Ever since the massive transition in educational settings, from the physical world to the
virtual world, we have been rather keen (as we should be) to point out the pros and cons of
online education, especially from the perspective of students’. In this article, however, I
would like to shift the focus to the challenges that educators, particularly, have to overcome
to enable effective learning online. The task that teachers have at hand is gargantuan. What
are some of the difficulties that teachers have to overcome on a regular basis while teaching
Anyone who has seen teachers engage in teaching through the online mode, must know that teachers have it harder. They don’t just have to adapt to a new medium, that is rather recent and ever evolving, but have to deal with the technological limitations that arise from it as well. Just last week, a professor of mine continued teaching for one whole hour, without even realizing that she had been cut off from the meeting due to poor network connectivity.
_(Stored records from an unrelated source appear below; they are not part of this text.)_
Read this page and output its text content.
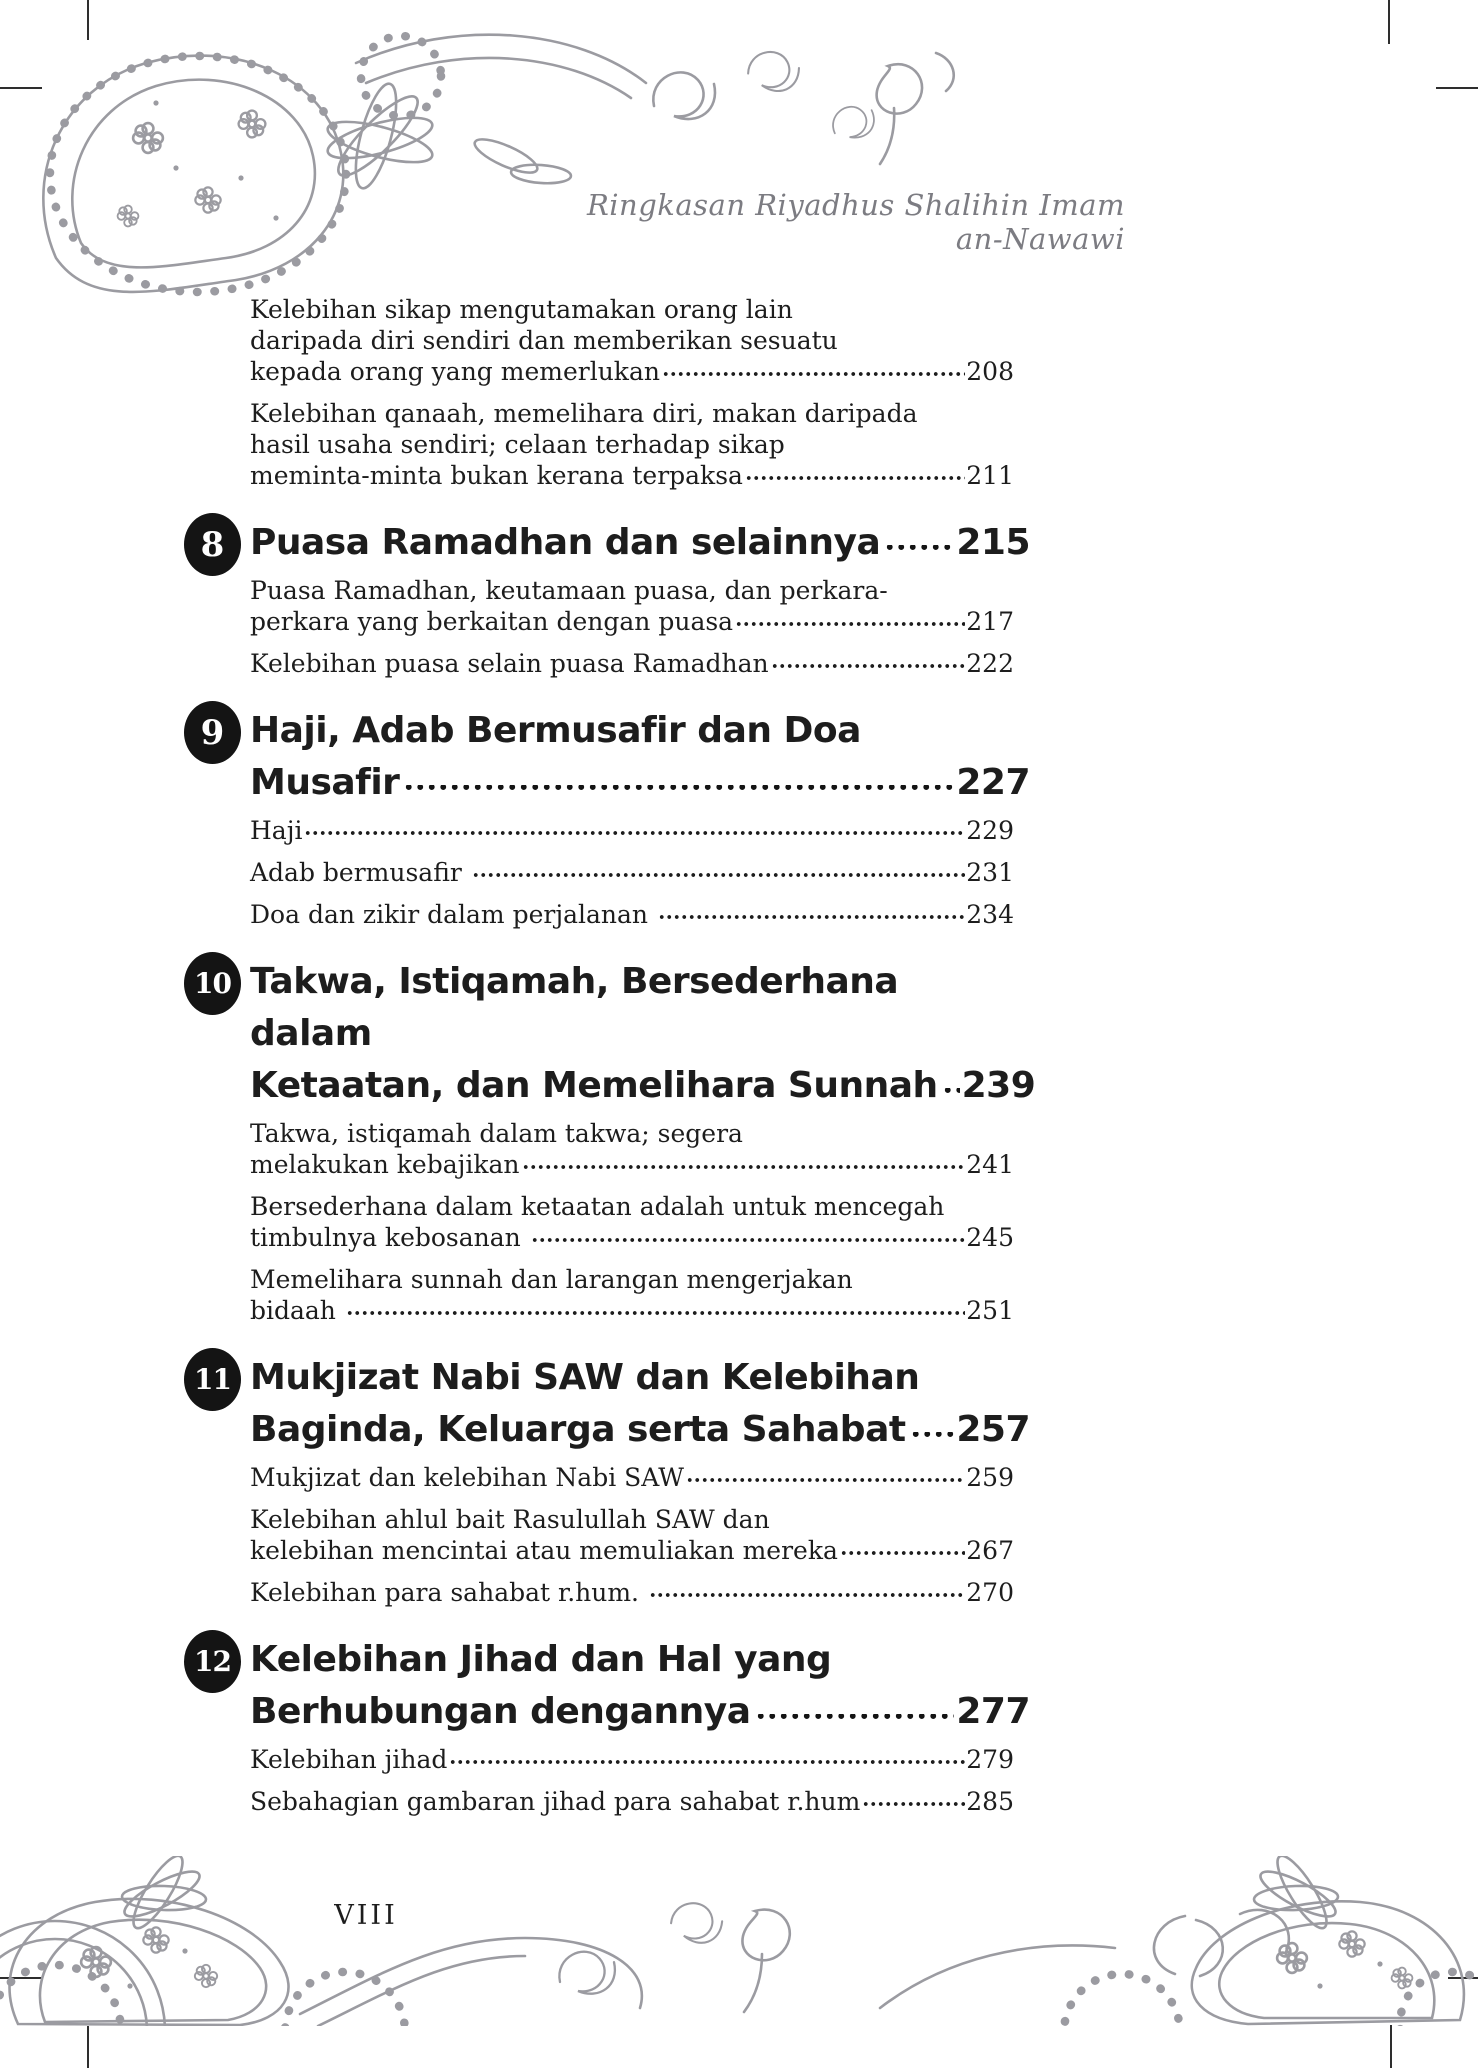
Ringkasan Riyadhus Shalihin Imam an-Nawawi
Kelebihan sikap mengutamakan orang lain
daripada diri sendiri dan memberikan sesuatu
kepada orang yang memerlukan	208
Kelebihan qanaah, memelihara diri, makan daripada
hasil usaha sendiri; celaan terhadap sikap
meminta-minta bukan kerana terpaksa	211
8 Puasa Ramadhan dan selainnya 215
Puasa Ramadhan, keutamaan puasa, dan perkara-
perkara yang berkaitan dengan puasa	217
Kelebihan puasa selain puasa Ramadhan	222
9 Haji, Adab Bermusafir dan Doa
Musafir	227
Haji	229
Adab bermusafir	231
Doa dan zikir dalam perjalanan	234
10 Takwa, Istiqamah, Bersederhana dalam
Ketaatan, dan Memelihara Sunnah 239
Takwa, istiqamah dalam takwa; segera
melakukan kebajikan	241
Bersederhana dalam ketaatan adalah untuk mencegah
timbulnya kebosanan	245
Memelihara sunnah dan larangan mengerjakan
bidaah	251
11 Mukjizat Nabi SAW dan Kelebihan
Baginda, Keluarga serta Sahabat 257
Mukjizat dan kelebihan Nabi SAW	259
Kelebihan ahlul bait Rasulullah SAW dan
kelebihan mencintai atau memuliakan mereka	267
Kelebihan para sahabat r.hum.	270
12 Kelebihan Jihad dan Hal yang
Berhubungan dengannya	277
Kelebihan jihad	279
Sebahagian gambaran jihad para sahabat r.hum	285
VIII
Some teachers, especially, may be older and technical skills may not come second nature to
them. Not just because of their age, but simply because they grew up in a generation where
the internet was not omnipresent. For these reasons, they may have to depend on somebody else to help them out during the process. This may directly affect their sense of independence as individuals and in worst cases, may lead to excessive self-doubt and questioning themselves, taking a toll on their mental health.
While teaching offline may have been as equally exhausting as teaching online, the former is
more fulfilling. Watching their work have an impact on the children directly is a source of
contentment and an encouragement for teachers to continue doing what they do. Nodding
heads or raised hands, looks of confusion or expressions of understanding: these nonverbal
gestures play a huge role in how teachers approach a topic. Getting a response from students in an online class, however, is often difficult. Therefore, in an online setting the exhaustion is exacerbated. Teachers may easily become unmotivated, and burnouts may occur as a result.
Despite all these personal and emotional implications, teachers keep trying. They come up
with novel ideas to engage us to make sure learning happens, including preparing quizzes/
games or conducting polls, that allow us to interact. They add an occasional video in the
lessons or a recommended film to watch, just to incorporate variety to excite us. Hence, the
next time they ask a simple question, with a simple yes or no answer, try to respond. Just one
voice interacting can make their day. The least we can do, as students, is to be compassionate and kind to our teachers and to remember that they’re trying, too.